Probablemente el jaguar, cuando fue usado como trono debía su color a la hematita, como pigmento de vida y, cuando el jaguar enfrentó su sacrificio ritual, fue cubierto con el rojo de la muerte, el rojo del cinabrio que también envolvió a Pakal y a La Reina Roja. 

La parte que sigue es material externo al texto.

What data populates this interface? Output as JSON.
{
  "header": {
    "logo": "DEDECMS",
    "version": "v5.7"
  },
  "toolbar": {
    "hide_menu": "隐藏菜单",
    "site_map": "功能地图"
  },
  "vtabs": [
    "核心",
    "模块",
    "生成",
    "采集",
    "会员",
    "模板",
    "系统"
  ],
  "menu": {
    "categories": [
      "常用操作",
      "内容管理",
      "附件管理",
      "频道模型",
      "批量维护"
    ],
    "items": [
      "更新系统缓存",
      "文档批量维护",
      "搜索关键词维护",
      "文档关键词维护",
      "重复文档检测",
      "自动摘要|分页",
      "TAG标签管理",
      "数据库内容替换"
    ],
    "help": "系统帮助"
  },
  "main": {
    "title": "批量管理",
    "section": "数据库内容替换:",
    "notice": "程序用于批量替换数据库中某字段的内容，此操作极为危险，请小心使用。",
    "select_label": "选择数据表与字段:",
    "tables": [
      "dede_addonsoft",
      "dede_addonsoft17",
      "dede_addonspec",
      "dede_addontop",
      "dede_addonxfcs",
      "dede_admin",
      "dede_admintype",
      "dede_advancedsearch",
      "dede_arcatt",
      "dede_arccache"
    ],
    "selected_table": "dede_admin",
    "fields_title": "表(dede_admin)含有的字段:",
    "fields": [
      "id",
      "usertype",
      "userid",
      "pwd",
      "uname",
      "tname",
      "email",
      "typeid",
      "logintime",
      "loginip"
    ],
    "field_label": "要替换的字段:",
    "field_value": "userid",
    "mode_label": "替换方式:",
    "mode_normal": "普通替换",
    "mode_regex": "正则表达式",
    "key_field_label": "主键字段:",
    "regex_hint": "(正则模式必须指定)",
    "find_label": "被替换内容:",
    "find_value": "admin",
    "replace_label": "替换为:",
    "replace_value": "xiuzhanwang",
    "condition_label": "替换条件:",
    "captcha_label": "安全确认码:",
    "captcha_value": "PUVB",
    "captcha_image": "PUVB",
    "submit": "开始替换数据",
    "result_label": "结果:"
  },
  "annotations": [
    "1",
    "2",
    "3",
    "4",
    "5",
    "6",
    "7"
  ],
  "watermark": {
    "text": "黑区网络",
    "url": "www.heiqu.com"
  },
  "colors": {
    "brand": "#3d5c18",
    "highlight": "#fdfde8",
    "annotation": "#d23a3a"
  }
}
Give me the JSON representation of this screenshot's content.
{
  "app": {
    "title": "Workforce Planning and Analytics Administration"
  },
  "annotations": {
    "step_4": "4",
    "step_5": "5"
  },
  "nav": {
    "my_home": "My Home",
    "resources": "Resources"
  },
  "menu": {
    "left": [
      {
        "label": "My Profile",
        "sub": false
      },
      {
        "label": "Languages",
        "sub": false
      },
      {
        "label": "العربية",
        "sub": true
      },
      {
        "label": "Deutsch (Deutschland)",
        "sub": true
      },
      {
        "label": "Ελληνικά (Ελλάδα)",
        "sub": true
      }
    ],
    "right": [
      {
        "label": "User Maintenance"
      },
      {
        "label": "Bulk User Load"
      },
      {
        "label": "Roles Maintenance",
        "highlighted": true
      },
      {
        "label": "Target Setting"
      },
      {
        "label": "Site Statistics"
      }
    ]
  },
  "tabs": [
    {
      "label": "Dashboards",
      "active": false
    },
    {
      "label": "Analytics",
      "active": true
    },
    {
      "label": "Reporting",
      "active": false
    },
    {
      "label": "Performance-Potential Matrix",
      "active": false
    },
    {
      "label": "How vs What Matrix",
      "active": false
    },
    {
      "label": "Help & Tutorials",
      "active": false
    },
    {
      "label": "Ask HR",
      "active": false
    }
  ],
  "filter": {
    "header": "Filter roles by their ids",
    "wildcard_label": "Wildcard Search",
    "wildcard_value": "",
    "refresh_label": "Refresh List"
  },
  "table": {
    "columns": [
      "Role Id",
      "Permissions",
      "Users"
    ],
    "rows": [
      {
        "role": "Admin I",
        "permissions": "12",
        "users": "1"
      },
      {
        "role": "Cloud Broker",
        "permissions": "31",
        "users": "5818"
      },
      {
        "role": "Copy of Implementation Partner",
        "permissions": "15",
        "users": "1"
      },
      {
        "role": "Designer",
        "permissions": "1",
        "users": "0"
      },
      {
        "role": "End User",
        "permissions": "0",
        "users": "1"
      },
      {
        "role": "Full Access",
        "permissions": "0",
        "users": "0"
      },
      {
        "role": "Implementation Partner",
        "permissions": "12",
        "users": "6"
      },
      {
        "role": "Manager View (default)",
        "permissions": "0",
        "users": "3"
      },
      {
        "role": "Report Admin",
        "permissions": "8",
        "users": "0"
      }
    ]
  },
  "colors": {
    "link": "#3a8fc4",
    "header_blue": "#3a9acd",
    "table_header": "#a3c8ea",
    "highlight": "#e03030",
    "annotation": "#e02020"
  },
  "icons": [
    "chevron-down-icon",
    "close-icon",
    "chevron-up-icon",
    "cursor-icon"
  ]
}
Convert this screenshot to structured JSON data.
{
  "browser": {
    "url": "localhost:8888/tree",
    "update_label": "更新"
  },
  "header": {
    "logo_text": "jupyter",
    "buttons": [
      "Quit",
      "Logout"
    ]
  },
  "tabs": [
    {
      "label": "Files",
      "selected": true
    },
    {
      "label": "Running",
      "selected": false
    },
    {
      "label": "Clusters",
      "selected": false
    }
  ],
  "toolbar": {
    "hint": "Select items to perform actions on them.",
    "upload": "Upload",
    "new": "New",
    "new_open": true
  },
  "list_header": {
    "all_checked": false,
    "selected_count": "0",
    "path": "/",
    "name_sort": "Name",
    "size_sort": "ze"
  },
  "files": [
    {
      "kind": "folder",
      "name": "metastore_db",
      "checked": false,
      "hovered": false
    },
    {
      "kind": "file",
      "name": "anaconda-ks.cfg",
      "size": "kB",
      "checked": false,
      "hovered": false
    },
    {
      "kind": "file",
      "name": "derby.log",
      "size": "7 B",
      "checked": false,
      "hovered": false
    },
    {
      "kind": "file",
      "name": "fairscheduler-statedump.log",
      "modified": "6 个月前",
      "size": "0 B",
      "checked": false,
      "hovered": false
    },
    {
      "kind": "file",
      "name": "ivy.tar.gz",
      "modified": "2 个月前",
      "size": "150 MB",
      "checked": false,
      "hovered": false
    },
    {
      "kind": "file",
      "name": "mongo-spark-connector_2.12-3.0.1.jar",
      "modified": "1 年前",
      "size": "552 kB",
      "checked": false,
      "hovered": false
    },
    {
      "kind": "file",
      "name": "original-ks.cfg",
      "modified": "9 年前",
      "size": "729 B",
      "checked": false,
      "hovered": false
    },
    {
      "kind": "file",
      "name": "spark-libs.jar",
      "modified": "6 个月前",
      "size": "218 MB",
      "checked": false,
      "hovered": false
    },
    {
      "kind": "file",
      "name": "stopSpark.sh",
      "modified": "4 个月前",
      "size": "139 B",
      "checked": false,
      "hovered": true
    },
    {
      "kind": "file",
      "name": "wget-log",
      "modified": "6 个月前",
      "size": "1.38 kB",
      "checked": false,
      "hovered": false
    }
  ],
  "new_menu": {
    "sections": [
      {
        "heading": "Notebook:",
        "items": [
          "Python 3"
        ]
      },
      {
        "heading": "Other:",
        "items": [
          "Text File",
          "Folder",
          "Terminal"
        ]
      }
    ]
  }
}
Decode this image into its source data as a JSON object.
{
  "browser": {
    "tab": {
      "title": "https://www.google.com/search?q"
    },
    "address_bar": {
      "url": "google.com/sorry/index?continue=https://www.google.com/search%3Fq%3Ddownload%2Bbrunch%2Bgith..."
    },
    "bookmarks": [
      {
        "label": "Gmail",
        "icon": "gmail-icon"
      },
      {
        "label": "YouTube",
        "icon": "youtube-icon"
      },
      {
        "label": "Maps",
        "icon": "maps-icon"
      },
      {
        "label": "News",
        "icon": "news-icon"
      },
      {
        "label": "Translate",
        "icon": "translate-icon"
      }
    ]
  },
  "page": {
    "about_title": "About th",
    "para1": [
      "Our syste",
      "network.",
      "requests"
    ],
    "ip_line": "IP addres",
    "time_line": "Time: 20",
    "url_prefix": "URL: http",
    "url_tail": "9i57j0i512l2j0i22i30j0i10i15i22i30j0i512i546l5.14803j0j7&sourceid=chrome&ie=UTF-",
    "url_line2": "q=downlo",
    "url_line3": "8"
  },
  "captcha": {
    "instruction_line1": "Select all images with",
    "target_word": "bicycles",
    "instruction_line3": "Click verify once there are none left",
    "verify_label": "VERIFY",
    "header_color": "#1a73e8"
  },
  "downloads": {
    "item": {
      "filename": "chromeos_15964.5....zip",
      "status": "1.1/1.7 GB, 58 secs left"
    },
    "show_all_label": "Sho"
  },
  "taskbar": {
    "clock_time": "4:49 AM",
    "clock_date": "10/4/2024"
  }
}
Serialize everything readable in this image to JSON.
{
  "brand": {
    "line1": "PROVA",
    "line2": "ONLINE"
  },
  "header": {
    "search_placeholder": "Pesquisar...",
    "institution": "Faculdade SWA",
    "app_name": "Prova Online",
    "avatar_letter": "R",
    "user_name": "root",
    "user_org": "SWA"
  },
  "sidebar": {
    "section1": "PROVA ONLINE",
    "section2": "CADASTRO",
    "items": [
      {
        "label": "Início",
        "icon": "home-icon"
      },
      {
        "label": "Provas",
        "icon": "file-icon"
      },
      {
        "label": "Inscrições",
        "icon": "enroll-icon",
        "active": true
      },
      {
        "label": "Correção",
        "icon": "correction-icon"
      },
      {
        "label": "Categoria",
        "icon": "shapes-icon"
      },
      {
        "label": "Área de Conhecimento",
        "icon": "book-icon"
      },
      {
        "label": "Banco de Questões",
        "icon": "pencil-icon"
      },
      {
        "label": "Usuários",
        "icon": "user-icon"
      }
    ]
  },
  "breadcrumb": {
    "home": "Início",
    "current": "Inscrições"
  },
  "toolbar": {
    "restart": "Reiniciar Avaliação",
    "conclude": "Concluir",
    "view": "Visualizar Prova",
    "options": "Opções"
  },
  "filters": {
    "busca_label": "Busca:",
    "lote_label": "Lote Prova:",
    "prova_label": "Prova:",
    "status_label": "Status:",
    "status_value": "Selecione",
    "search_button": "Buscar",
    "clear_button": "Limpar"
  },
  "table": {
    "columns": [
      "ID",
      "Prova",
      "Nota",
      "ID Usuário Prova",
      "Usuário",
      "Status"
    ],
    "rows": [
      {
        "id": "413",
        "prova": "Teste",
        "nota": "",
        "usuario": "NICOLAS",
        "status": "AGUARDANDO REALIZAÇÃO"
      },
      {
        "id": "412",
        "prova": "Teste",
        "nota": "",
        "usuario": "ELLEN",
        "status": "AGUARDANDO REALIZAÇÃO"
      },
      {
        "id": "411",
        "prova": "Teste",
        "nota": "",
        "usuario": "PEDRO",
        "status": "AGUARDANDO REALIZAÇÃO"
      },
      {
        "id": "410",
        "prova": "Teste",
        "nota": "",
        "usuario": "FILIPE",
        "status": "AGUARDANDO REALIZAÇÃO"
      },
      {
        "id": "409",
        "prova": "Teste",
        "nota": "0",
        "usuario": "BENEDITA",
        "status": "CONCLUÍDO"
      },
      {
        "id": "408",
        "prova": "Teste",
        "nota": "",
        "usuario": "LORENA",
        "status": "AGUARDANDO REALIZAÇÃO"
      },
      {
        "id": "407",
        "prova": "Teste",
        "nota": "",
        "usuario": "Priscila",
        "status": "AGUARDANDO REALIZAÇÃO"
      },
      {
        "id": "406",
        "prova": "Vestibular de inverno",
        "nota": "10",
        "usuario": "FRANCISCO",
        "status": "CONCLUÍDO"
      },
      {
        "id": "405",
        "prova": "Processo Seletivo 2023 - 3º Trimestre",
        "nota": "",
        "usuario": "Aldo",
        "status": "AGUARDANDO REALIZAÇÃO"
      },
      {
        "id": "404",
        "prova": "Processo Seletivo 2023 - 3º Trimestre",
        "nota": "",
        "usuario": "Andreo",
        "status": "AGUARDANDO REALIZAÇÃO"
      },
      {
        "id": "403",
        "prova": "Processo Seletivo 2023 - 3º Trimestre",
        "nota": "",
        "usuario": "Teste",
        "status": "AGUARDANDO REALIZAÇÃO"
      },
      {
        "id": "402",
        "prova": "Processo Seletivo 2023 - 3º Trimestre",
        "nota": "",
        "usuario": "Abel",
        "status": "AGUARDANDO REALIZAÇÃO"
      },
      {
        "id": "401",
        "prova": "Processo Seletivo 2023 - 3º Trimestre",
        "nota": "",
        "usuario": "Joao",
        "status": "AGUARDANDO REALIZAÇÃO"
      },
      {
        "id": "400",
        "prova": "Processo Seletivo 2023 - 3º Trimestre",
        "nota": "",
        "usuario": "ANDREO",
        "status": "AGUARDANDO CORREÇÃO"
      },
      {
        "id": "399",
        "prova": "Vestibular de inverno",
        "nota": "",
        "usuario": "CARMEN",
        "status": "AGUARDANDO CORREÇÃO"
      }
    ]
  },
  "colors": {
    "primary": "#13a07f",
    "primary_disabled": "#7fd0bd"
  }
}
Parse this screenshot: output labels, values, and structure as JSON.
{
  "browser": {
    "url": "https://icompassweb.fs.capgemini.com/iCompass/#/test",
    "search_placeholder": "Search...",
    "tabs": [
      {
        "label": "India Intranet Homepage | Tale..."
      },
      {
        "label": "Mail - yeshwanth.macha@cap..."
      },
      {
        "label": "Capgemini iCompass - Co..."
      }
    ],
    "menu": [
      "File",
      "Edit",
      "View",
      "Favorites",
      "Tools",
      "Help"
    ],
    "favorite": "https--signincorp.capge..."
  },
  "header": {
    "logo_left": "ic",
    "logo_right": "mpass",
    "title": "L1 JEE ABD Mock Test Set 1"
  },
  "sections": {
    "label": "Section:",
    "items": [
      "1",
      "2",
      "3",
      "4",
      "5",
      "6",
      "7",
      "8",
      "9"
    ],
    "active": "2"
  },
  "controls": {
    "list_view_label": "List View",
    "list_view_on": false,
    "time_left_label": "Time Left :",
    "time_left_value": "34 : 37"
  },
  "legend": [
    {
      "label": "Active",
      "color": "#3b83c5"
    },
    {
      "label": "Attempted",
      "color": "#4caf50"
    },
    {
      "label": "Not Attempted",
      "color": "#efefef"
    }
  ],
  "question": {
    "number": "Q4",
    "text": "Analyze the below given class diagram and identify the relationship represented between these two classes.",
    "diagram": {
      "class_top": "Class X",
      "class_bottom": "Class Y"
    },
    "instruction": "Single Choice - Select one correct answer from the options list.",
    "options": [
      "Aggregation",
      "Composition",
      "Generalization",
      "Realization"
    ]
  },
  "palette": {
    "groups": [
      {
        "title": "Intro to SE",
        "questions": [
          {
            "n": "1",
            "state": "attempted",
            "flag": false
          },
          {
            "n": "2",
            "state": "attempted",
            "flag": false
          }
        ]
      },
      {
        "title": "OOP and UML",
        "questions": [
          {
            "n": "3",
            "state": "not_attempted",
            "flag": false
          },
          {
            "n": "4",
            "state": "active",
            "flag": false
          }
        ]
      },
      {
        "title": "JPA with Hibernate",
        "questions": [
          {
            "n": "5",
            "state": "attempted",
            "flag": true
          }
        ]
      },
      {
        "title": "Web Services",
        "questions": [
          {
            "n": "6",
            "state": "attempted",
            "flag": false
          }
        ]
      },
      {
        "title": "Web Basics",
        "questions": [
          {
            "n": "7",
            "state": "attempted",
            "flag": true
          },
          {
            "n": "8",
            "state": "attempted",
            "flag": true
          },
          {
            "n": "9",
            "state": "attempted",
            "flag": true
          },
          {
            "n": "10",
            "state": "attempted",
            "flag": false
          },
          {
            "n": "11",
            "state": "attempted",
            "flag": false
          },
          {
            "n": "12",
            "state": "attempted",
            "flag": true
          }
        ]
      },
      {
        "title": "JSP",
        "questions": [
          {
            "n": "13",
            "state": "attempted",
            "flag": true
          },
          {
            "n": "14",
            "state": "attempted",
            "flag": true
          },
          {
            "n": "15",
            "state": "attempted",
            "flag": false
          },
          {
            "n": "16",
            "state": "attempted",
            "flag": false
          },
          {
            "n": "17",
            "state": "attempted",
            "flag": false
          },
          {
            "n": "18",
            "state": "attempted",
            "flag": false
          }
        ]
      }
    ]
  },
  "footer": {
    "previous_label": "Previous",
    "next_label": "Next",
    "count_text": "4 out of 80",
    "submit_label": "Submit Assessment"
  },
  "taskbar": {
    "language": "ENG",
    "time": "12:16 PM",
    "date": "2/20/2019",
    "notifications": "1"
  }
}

Esto habla de un Jaguar Rojo que estuvo vivo como guardián y, cuando llegó el momento, fue sepultado con todos los honores rituales de la realeza de la época, incluyendo el mercurio quemado traído probablemente de los yacimientos entre Honduras y Guatemala. 

 

El Jaguar Rojo luciendo su doble piel roja de hematita y cinabrio, símbolos de vida y muerte.  Foto: Octavio Juárez / Inah

 

Lo mismo ocurre con las motas verdes que completan la piel de este jaguar mágico. Los Rayos X indican que las incrustaciones de piedra verde son jadeítas en su totalidad, descartando hipótesis sobre la presencia de cuarzos, nefritas y calcitas muy similares. Hay que hacer notar, además, que existen elementos científicos para proponer que estas piedras, por su firma química singular, provienen de los yacimientos de la Falla de Motagua en el Petén guatemalteco. 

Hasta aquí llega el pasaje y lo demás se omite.